The "chemistry" between Josh Hartnett and Scarlett Johansson made me feel like I was watching a couple go through marriage counseling, because they lack communication with each other. Set back in the Nineteen-forties, Josh Hartnett, who plays Bucky Bleichert, a Los Angeles cop, and his partner, Lee Blanchard, played by, Aaron Eckhart, are called to investigate the ghastly murder of wannabe actress, Elizabeth Short, played by Mia Kirshner.
Bucky Bleichert, played by Josh Hartnett and Scarlett Johansson
Peering over the, ripped in half, inert nobody, who is now a somebody, or just a body, Lee becomes obsessed with the Black Dahlia and the murder case distorts his mind. Bucky, who never wanted to take the case in the first place, must now help his partner come to reality, while trying desperately to solve this murder. Searching all over Hollywood, mainly at gay bars, Bucky runs into the Goth-like vixen, Madeleine Linscott, played by Hilary Swank, who has a striking resemblance to the Dahlia, trying to get any means of questioning or clues to the Dahlia's murder. Their love affair opens his eyes to new clues in the case. Yet, there is something about the furtive-mannered, Ms. Linscott that is very untrusting. All the while, Kay Lake, played by Scarlett Johansson, is stuck in the middle of an unpleasing love triangle, with Lee and his partner, Bucky, who is continuously going back and forth between the two girls. We now find out that there is something about Kay's past that will have Bucky questioning their love affair.
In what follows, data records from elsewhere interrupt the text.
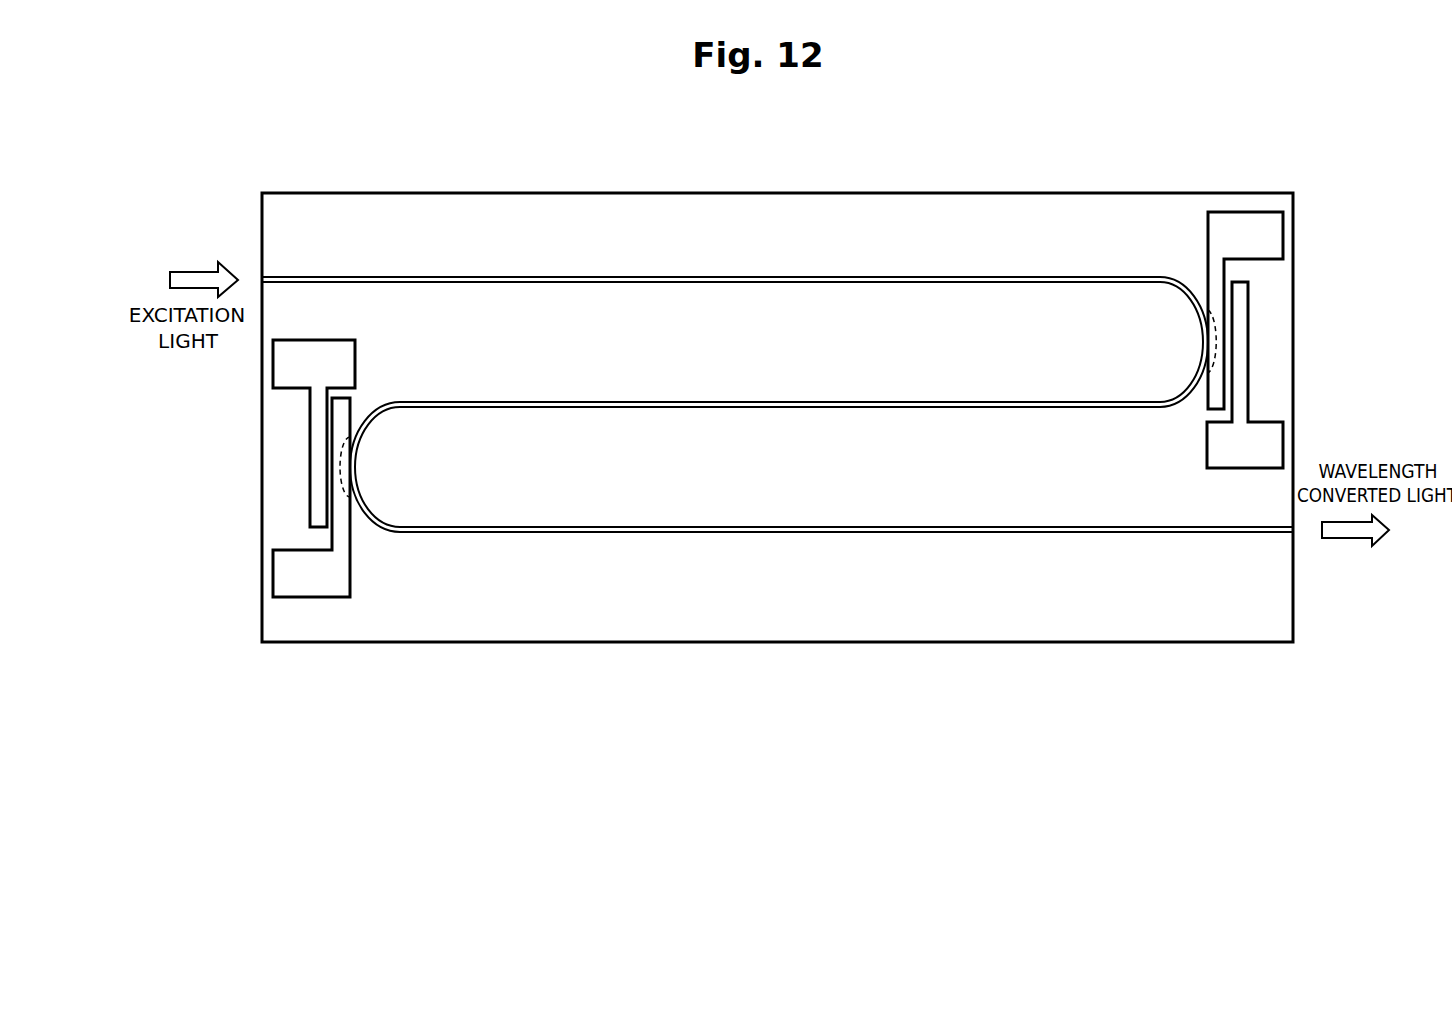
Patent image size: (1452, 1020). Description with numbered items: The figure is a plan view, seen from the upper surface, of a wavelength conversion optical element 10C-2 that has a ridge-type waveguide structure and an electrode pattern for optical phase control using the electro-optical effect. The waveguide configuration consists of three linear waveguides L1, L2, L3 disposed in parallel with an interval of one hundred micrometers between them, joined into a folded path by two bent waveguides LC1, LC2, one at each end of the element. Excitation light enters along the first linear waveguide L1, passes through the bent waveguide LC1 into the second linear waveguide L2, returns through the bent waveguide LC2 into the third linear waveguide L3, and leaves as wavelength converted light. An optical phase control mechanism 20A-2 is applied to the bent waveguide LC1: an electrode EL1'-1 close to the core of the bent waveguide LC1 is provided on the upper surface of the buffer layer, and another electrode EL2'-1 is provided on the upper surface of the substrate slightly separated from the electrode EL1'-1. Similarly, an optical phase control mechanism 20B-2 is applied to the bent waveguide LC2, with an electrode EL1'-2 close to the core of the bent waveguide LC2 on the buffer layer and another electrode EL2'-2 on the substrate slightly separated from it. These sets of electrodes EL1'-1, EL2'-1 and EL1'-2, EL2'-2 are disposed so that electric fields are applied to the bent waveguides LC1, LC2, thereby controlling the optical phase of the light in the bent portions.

The wavelength conversion optical element 10C-2 is at (778, 193).
The optical phase control mechanism 20A-2 is at (1181, 259).
The optical phase control mechanism 20B-2 is at (377, 572).
The linear waveguide L1 is at (688, 277).
The linear waveguide L2 is at (706, 402).
The linear waveguide L3 is at (692, 527).
The electrode EL1'-1 is at (1305, 309).
The electrode EL2'-1 is at (1306, 375).
The electrode EL1'-2 is at (244, 513).
The electrode EL2'-2 is at (231, 433).
The bent waveguide LC1 is at (1310, 275).
The bent waveguide LC2 is at (257, 395).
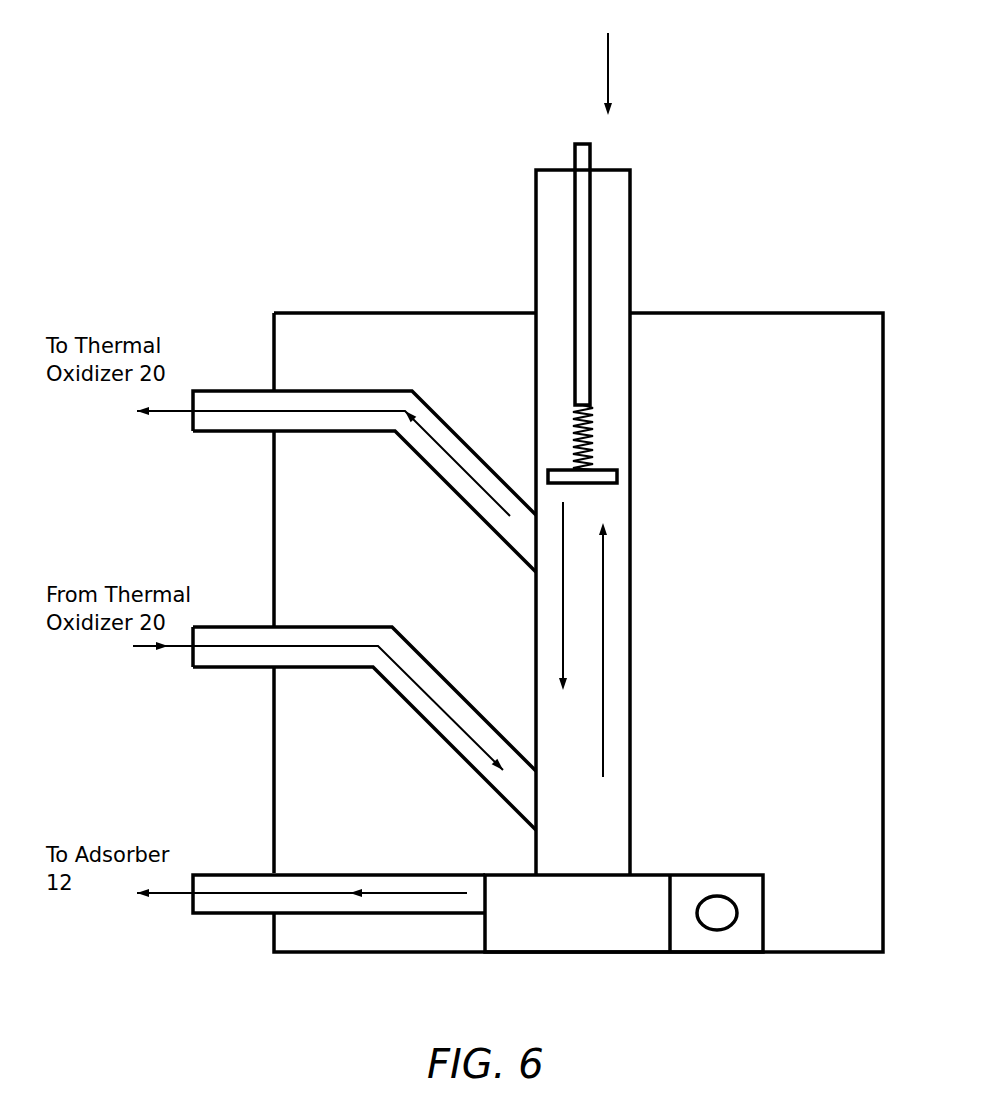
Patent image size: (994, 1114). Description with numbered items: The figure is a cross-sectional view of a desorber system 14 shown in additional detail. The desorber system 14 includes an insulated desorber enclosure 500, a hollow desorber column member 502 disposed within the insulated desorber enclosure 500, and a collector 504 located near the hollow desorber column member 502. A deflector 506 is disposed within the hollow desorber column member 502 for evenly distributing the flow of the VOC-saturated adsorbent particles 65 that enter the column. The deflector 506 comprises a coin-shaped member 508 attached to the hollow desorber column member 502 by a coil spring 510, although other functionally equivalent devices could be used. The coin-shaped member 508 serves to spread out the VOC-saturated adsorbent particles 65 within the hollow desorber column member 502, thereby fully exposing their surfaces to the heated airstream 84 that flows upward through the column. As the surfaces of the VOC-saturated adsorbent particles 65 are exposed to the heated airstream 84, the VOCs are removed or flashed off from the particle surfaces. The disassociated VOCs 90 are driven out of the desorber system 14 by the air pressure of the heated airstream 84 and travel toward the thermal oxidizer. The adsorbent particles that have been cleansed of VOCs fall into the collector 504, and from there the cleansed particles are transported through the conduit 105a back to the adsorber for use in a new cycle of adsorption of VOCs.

With all of this going on, the killer is soon revealed at the end, involving many non-prophetic clues leading to the realization of the murder.
Hilary Swank as the femme-fatale, Madeleine Linscott
Hilary Swank did a great job playing the femme fatal and seemed a bit more congenial with Hartnett. The inebriated, Ramona Linscott, played by Fiona Shaw may have overdone her performance, which added an almost awkward comedic touch to the film.
The story was also a little hard to follow, introducing new characters more than halfway through the story made it almost impossible to keep up with names and clues that might have given the audience some sort of answer to the killer. I was disappointed with the stories lack of creativity in solving the murder, hoping that they would have left it unsolved, instead throwing in piss poor remedies for solving the murder. The film's foreshadowing did no justice at all for the ending result.
Lee Blanchard, played by Aaron Eckhartand and Josh Harnett
Overall, the cinematography and production design got an A+, but that's about it. If you're into B movie acting with a taste of thrilling film-noir, then this movie is sure to please.